Whalley Stranach
- Born: Whalley Seath Stranach 22 August 1886 Durban, Natal
- Died: 17 January 1966
- School: Michaelhouse
- University: Guy's Hospital Medical School

Rugby union career
- Position: Forward

Amateur team(s)
- Years: Team / Apps / (Points)
- Guy's Hospital, Barbarians, Kent

International career
- Years: Team / Apps / (Points)
- 1910: Combined British / 1

= Whalley Stranach =

Whalley Seath Stranach (22 August 1886, Durban-17 January 1966, Durban) was a South African Rugby player who toured Argentina with the Combined British team in 1910. Stranach was a dentist who qualified at Guy's Hospital in 1912. He played for Guy's, King's and St Thomas' RFC. He also played for Barbarians and Kent.

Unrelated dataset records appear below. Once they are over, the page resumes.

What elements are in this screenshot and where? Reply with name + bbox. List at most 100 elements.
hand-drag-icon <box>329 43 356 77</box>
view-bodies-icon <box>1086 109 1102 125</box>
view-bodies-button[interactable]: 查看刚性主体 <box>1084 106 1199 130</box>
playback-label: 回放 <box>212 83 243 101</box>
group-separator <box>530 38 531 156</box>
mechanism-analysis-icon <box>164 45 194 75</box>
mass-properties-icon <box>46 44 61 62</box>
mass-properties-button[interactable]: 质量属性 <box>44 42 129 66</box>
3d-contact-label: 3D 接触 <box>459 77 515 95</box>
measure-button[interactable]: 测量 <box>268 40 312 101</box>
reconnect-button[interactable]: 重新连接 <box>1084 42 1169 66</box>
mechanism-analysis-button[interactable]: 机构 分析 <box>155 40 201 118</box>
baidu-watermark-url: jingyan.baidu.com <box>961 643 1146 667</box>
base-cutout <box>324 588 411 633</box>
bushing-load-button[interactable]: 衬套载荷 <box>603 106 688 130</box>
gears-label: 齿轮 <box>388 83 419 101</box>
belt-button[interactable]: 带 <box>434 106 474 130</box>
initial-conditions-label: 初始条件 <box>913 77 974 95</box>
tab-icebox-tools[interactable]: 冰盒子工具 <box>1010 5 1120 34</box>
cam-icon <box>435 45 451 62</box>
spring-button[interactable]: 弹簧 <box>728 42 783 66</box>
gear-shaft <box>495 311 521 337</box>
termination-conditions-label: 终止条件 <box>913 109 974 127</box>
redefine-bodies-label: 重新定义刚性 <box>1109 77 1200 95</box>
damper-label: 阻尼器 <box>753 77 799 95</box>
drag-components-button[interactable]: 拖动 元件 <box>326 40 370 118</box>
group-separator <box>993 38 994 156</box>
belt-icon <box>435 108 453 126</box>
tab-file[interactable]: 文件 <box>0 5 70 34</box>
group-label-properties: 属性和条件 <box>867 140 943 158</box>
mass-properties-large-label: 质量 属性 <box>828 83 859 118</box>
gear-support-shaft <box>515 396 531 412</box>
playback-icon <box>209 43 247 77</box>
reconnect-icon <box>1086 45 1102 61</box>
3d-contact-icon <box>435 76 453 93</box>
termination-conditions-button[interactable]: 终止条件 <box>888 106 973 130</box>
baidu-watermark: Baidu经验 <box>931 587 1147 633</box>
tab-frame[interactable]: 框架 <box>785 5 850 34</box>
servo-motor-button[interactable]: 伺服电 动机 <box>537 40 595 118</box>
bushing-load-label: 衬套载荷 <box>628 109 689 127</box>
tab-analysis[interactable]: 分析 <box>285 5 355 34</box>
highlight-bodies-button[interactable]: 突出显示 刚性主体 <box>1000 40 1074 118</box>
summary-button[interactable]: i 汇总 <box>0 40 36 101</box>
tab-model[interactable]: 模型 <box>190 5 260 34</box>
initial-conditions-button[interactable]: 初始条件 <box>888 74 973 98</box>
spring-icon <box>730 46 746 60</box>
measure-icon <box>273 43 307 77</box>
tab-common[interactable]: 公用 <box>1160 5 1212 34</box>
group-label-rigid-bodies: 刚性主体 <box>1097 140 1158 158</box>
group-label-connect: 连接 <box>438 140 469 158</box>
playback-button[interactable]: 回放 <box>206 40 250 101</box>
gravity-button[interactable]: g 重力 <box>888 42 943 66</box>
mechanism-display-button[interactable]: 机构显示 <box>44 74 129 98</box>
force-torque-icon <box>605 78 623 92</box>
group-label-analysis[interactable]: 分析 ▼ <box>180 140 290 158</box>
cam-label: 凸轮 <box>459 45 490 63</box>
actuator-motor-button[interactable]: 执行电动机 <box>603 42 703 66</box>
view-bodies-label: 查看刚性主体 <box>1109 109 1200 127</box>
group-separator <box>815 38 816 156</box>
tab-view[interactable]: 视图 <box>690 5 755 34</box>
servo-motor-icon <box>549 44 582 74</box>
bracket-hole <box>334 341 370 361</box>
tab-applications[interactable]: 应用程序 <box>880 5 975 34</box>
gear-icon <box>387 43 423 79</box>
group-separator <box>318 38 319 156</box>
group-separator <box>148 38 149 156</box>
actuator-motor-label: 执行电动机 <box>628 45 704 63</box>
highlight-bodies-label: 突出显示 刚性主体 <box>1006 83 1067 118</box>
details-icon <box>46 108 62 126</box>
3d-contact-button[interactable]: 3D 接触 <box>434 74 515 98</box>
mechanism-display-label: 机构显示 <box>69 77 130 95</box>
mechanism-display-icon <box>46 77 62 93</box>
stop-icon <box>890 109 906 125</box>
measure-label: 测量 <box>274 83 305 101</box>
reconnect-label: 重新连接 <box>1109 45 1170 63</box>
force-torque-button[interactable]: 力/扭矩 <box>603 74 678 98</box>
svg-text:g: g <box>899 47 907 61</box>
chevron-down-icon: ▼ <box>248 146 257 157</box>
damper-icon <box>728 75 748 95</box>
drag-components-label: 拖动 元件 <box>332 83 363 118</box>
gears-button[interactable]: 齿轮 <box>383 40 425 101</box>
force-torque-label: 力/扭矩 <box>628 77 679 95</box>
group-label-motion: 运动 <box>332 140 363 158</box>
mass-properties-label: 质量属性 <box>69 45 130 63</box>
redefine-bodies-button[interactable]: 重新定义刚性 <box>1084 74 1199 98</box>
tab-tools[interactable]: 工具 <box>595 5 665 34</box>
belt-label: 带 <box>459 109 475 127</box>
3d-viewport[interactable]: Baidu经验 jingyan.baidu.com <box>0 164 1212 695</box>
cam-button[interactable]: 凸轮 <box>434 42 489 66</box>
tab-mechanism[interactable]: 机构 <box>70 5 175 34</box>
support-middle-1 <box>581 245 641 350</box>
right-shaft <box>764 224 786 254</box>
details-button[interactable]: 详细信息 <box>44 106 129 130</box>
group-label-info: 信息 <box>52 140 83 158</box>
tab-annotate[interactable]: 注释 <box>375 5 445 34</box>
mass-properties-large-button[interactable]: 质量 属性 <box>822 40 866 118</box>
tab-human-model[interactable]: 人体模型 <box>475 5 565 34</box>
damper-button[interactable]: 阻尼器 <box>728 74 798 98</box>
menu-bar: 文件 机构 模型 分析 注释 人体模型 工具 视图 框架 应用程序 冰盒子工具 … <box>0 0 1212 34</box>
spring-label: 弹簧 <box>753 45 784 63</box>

Following the 1910 tour, Stranach returned to England later that year.

==Military service==
During the First World War, Stranach served as an officer with the University of London Officers' Training Corps and later with the London Regiment (Territorial Force). He was commissioned as a second lieutenant in October 1914, promoted to lieutenant in 1917, and served as a temporary captain from March 1918 until February 1919, retaining the rank of captain on relinquishing his commission.

==Family life==
Whalley was a descendant of the Stranacks of Margate, the son of William Stranack and Elizabeth Jane Spencer. Whalley married Mabel Clare in Marylebone in 1916
, whom he divorced, remarrying Vivienne Strelitzia Royston on 7 February 1931 in Durban, Natal, South Africa. They had one son, John Seath Stranack, who emigrated to the United States.